Four Ways to Improve Wastewater pH Adjustment Systems

Does your facility routinely exceed your permitted wastewater pH range? Often, pH adjustment is the source of headaches as a result of poorly designed systems.  If your system is having difficulties, check these common issues first:

  1. Dirty pH sensor.  All types of wastewater deposit scale and film on the sensor glass that eventually causes the sensor to drift or completely fail to return useful signal.  Use a soft brush, place into dilute (0.5 – 1%) hydrochloric acid to remove scale, rinse, place into alkaline cleaner or detergent to remove oily films and rinse; an alternative method is to use inhibited acidic toilet bowl cleaner.  Perform this sensor cleaning prior to sensor calibration on a weekly basis (although some very dirty wastewaters may need daily cleaning to avoid issues).
  2. Non-calibrated pH sensor. Over time, pH sensors tend to drift.  Weekly or monthly calibration with two buffer solutions (pH 4 and pH 10) will help keep your system in tune.  If the pH responds sluggishly between buffer solutions, this is a sign that the sensor needs to be replaced.
  3. Low and high pH set points too close together. Having pH set points too close causes the system to “fight” itself.  This scenario occurs when acid is added, driving the pH below the lower set point. This causes the system to add caustic and the pH then rises above the high set point, causing an acid addition.  The cycle then repeats.  If it doesn’t interfere with other system parameters, try increasing the distance between set points while still allowing a reasonable margin within the permit limits.

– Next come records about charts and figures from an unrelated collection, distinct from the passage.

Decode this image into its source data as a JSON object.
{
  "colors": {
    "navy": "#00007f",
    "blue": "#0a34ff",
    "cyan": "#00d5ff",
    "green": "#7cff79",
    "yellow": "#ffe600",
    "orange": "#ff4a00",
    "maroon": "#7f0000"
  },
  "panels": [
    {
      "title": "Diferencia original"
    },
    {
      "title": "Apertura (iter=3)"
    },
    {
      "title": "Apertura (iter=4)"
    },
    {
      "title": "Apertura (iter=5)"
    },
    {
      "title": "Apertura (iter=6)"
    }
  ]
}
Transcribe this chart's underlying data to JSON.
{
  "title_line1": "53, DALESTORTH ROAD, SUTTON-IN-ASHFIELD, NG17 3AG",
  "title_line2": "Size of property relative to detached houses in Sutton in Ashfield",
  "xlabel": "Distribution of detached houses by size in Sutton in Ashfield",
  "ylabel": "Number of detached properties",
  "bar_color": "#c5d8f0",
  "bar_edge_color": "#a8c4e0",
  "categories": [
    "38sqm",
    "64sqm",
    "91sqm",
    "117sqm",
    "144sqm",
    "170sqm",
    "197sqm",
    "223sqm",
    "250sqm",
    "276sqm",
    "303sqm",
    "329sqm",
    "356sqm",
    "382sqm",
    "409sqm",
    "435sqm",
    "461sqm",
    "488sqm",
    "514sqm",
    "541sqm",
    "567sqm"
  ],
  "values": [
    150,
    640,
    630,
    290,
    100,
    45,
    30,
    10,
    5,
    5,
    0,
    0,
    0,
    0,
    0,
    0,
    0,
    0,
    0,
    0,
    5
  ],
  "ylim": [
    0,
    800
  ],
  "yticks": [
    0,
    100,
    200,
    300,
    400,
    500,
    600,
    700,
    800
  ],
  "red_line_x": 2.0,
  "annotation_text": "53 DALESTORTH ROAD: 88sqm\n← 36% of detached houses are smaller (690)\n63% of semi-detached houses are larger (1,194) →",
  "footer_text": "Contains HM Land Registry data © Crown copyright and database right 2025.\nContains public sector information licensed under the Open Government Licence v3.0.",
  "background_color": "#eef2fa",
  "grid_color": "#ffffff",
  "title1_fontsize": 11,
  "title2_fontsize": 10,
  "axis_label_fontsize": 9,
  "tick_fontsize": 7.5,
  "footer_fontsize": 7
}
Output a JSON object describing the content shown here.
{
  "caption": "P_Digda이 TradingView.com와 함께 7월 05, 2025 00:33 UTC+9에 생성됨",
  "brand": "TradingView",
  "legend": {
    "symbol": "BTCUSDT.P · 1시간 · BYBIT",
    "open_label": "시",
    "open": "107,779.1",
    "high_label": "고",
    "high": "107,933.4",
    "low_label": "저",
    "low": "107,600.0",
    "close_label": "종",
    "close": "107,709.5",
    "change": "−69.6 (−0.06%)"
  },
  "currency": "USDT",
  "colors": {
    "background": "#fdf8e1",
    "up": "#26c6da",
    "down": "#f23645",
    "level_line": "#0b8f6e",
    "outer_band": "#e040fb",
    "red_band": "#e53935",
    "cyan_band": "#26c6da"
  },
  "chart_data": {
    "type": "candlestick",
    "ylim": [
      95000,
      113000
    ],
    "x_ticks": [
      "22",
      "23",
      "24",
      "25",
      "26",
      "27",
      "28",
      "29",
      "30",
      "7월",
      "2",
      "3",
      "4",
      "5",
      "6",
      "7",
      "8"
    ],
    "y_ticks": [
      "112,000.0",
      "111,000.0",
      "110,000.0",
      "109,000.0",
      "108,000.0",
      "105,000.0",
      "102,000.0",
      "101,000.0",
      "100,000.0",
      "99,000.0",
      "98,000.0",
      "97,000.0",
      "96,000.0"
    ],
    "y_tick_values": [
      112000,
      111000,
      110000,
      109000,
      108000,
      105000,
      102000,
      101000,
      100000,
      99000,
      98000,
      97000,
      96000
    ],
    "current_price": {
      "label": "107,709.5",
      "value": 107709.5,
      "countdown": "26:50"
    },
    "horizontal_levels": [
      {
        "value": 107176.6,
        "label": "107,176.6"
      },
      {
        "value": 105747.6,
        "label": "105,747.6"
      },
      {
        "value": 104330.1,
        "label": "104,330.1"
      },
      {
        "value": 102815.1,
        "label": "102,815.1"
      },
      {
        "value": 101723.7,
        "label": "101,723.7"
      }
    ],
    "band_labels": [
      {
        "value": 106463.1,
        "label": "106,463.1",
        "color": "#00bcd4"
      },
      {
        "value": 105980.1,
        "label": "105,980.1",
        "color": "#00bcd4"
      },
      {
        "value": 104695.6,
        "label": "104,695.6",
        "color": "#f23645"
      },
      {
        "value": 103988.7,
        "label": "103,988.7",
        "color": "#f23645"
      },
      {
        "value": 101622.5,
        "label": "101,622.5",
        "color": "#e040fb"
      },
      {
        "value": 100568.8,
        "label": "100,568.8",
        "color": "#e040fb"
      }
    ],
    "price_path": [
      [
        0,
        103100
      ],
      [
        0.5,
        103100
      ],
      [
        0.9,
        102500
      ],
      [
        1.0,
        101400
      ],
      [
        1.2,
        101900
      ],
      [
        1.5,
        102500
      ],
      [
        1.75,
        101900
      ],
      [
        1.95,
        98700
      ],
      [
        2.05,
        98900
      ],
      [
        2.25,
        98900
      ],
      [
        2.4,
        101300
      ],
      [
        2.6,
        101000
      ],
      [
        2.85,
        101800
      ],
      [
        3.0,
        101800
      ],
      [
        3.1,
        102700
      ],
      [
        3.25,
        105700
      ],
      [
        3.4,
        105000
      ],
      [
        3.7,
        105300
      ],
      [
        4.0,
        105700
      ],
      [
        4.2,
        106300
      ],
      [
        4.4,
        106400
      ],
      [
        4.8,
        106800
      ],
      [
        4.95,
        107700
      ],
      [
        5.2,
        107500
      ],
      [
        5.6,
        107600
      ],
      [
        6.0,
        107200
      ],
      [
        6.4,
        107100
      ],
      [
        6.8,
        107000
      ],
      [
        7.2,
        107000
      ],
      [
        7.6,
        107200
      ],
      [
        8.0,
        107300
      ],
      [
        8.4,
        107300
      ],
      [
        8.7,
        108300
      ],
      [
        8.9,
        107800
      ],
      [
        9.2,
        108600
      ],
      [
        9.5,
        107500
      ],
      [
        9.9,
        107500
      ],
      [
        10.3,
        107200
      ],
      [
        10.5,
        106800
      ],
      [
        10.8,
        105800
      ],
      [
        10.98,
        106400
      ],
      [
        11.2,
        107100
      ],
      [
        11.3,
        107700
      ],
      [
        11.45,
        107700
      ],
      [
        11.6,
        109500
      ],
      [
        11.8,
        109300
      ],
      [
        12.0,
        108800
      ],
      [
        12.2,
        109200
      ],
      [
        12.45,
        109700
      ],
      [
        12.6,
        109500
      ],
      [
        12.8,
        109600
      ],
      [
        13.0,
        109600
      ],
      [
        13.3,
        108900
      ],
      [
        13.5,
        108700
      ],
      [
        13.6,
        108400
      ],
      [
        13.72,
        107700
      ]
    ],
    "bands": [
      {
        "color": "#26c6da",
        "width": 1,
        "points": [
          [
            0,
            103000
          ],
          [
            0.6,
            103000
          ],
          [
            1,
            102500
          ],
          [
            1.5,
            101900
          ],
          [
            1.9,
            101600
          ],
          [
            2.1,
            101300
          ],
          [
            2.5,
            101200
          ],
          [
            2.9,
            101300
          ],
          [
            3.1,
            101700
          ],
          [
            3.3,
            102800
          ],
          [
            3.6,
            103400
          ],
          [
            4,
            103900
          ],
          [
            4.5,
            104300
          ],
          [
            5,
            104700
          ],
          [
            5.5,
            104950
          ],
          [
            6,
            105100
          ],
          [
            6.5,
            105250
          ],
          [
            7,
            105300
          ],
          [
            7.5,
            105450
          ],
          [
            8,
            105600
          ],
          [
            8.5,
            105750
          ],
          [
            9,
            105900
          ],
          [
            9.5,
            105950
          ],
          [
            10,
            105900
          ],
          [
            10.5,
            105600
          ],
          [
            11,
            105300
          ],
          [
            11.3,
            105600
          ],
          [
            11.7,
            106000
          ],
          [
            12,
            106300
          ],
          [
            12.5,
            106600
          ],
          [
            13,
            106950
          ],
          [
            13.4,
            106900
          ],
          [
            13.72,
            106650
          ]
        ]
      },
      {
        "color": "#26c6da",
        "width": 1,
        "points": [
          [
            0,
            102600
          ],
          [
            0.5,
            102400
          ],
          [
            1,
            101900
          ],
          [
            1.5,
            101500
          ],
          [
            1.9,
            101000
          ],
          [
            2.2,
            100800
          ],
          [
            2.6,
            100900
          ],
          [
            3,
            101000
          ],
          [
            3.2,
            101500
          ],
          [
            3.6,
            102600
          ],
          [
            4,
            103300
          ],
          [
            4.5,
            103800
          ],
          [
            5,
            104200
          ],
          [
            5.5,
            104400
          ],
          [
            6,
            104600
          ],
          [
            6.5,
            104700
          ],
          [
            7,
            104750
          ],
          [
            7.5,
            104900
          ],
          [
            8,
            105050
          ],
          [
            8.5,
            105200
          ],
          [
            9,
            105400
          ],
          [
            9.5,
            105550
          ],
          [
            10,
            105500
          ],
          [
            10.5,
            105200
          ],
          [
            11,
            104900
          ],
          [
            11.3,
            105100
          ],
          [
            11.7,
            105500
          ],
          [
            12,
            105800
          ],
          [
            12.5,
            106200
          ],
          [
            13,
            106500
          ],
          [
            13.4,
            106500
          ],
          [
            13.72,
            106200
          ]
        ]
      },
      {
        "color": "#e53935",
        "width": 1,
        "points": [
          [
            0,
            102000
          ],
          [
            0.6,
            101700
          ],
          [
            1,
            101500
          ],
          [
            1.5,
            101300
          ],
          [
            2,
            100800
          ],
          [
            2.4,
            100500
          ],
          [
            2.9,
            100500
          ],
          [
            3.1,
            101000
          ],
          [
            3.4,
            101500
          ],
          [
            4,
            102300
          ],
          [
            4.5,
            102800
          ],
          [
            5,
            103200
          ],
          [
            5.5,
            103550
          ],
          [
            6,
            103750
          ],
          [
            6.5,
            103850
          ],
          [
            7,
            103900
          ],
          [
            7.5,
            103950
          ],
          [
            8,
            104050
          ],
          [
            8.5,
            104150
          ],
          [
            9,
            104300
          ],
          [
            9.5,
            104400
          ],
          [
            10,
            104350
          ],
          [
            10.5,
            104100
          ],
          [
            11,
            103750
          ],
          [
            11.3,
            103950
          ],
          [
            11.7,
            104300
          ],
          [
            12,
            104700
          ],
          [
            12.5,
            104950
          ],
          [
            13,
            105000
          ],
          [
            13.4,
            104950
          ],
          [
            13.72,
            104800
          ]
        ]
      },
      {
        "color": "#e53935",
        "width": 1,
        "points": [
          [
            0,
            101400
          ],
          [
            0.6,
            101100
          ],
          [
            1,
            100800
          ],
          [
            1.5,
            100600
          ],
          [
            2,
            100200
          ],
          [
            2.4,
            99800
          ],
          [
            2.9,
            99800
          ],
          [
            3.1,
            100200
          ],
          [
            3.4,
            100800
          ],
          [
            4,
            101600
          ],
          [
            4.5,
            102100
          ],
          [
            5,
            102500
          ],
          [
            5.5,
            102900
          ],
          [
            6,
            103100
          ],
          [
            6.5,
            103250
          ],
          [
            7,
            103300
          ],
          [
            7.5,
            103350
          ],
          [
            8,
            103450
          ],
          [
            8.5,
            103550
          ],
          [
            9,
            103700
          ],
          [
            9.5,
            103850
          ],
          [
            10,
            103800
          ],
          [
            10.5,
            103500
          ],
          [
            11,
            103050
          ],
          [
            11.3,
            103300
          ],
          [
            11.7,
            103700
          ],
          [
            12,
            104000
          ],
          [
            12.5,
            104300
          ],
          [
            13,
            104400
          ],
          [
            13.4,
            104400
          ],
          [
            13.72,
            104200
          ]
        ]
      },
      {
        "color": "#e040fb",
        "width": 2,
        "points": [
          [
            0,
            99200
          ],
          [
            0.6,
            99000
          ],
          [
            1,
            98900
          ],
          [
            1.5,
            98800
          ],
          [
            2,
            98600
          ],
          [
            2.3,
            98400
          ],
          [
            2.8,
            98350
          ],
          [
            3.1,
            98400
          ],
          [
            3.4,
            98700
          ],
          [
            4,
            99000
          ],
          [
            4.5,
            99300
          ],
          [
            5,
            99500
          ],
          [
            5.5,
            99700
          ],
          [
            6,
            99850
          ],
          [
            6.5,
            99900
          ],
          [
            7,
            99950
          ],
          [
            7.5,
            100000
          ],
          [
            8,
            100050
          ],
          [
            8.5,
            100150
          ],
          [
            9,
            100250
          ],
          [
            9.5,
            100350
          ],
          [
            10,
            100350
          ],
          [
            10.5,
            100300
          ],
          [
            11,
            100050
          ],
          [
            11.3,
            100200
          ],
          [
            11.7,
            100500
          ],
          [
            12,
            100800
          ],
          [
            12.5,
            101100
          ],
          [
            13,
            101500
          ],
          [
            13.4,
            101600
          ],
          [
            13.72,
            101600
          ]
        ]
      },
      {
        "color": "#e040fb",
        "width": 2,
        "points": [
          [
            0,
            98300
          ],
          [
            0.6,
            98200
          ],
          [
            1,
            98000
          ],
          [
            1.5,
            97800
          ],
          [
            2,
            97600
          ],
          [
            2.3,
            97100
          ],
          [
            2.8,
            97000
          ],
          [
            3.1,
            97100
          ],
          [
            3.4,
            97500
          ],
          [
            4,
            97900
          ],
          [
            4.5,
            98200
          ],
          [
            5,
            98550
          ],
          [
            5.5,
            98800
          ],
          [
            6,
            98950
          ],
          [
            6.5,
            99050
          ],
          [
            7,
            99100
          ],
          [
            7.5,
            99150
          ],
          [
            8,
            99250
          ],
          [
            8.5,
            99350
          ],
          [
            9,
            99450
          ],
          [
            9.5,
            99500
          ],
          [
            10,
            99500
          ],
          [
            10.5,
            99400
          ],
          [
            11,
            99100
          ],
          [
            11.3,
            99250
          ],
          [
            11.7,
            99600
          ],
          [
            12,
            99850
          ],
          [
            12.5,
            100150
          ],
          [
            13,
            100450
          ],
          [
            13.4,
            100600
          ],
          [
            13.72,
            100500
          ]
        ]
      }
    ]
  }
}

  4. Inadequate mixing.  Chemical costs can be reduced by a system with vigorous mixing that rapidly disperses the chemicals, achieving complete reactions prior to measurement by the pH sensor controlling the system.  Vigorous mixing is typically indicated by an occasional vortex around the mixer shaft and a rolling, boiling action at the liquid surface with minimal splashing.  If this is not apparent, a larger mixer may be needed as well as several anti-swirl baffles.  Since mixing is a function of many variables, including viscosity and tank dimensions, it may be necessary to consult a mixing specialist (mixer supplier).